Brooklyn Daily Eagle
Ben Schrank has long been tied to both Brooklyn and the publishing industry, and these worlds now collide in his new novel "Love is a Canoe." Schrank divulges what goes on behind the scenes in a publishing house, all the while tracing the stories of various Brooklyn couples. He follows Peter Herman, an author whose acclaimed but decades-old relationship-advice book is in the midst of a publicity craze. A young editor plans to promote and commemorate the book through a contest in which Herman will spend time with a Brooklyn couple in an effort to save their marriage. With his own wife now dead, Herman is challenged to believe in his much lauded romantic advice when he sets out to help out Eli and Emily, a couple living in Carroll Gardens. Schrank seamlessly weaves together this tale of a struggling marriage with the complexities of book publishing, interspersing the love story with press releases, correspondence between publishing house employees, and excerpts from Herman's book.
Why did you decide to focus your novel on Brooklynites?
I believed that the winner of the "Marriage is a Canoe" contest in my novel would be someone who recently moved to Brooklyn. I wanted those characters and that part of my novel to be very true to the life in Brooklyn that I know. It's meant, partly, as satire, but of course what I see around me now seems odder than what I wrote.
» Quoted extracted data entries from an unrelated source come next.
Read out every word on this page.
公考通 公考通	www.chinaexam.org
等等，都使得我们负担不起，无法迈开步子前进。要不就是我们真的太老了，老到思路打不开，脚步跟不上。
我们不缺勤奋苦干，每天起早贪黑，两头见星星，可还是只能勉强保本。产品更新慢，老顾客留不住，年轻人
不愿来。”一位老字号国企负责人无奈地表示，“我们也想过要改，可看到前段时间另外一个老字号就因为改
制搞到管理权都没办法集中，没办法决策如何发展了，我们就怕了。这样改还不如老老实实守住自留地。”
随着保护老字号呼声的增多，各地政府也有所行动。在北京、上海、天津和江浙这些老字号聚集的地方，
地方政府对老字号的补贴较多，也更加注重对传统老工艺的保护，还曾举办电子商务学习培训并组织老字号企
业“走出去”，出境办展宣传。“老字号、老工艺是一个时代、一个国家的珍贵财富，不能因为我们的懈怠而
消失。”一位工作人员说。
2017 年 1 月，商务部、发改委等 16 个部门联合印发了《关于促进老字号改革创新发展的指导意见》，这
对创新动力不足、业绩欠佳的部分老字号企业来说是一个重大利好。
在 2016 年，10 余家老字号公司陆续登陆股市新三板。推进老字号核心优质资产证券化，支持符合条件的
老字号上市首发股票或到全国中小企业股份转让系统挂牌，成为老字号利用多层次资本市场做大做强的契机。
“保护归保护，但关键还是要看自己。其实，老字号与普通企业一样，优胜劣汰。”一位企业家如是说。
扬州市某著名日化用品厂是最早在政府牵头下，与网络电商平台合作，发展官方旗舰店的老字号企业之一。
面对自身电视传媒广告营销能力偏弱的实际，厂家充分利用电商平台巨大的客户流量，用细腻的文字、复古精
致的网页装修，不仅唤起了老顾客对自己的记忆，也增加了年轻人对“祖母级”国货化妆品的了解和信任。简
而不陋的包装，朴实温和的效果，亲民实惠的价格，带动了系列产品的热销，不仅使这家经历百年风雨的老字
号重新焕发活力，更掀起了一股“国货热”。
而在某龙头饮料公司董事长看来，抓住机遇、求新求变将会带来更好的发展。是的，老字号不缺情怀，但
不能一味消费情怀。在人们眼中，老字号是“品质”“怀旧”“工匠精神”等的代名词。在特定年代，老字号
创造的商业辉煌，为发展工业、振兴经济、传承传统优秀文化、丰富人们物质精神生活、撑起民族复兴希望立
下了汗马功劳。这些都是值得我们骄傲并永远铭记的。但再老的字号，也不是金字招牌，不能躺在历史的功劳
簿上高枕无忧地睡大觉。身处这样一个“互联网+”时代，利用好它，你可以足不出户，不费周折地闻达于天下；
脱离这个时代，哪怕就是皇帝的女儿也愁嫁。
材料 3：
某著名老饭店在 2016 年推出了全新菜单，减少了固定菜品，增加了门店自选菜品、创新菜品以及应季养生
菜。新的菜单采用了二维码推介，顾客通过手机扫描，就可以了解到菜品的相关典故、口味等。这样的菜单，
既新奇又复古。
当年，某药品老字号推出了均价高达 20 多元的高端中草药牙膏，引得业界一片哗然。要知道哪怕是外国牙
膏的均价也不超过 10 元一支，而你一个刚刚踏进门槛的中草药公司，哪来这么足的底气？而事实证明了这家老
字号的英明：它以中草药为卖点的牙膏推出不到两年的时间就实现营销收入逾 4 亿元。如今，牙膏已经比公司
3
Where in Brooklyn did you grow up, and where are you living now?
I grew up in Park Slope, on President Street between 7th and 8th Avenue and now I live in Gowanus, on Carroll between Nevins and Third. When I lived in Park Slope in the '70s, 7th Avenue was silent after dark save for a few news stands, Pino's, and the Purity Diner. When I go to Neergaard now and hear Range Rovers honking in front of Old First Church I tremble at the transformation.
You have spent a good portion of your life living in Brooklyn -- how would you say that your identity as a Brooklynite has informed your writing?
I'm not sure how Brooklyn has informed my writing save that I'm wildly aware of all the great writers within shouting distance. I had no idea that by staying put in my hometown, I'd soon be surrounded by thousands of other, better writers. I sometimes feel that I can only be competitive about my writing space--I have an over-sized bulkhead room on my roof with views of Manhattan. I tell myself that, though I may not be the best writer living in Brooklyn, I definitely have the best writer's room in Brooklyn.
How do you balance your writing career with your job as a publisher?
I wake up really early and write and then go to Manhattan and spend the rest of the day working on other people's novels. I haven't found a balance yet, but I love writing and I love my job, so I don't mind working hard at both of them.
Schrank is the president and publisher of a Penguin imprint, Razorbill, and has previously published two novels, "Consent" and "Miracle Man." Schrank has also worked as a columnist for Seventeen magazine. He will be appearing at BookCourt on January 10 for a reading, audience Q&A, and signing. The event will begin at 7pm. BookCourt is located at 163 Court St. in Cobble Hill.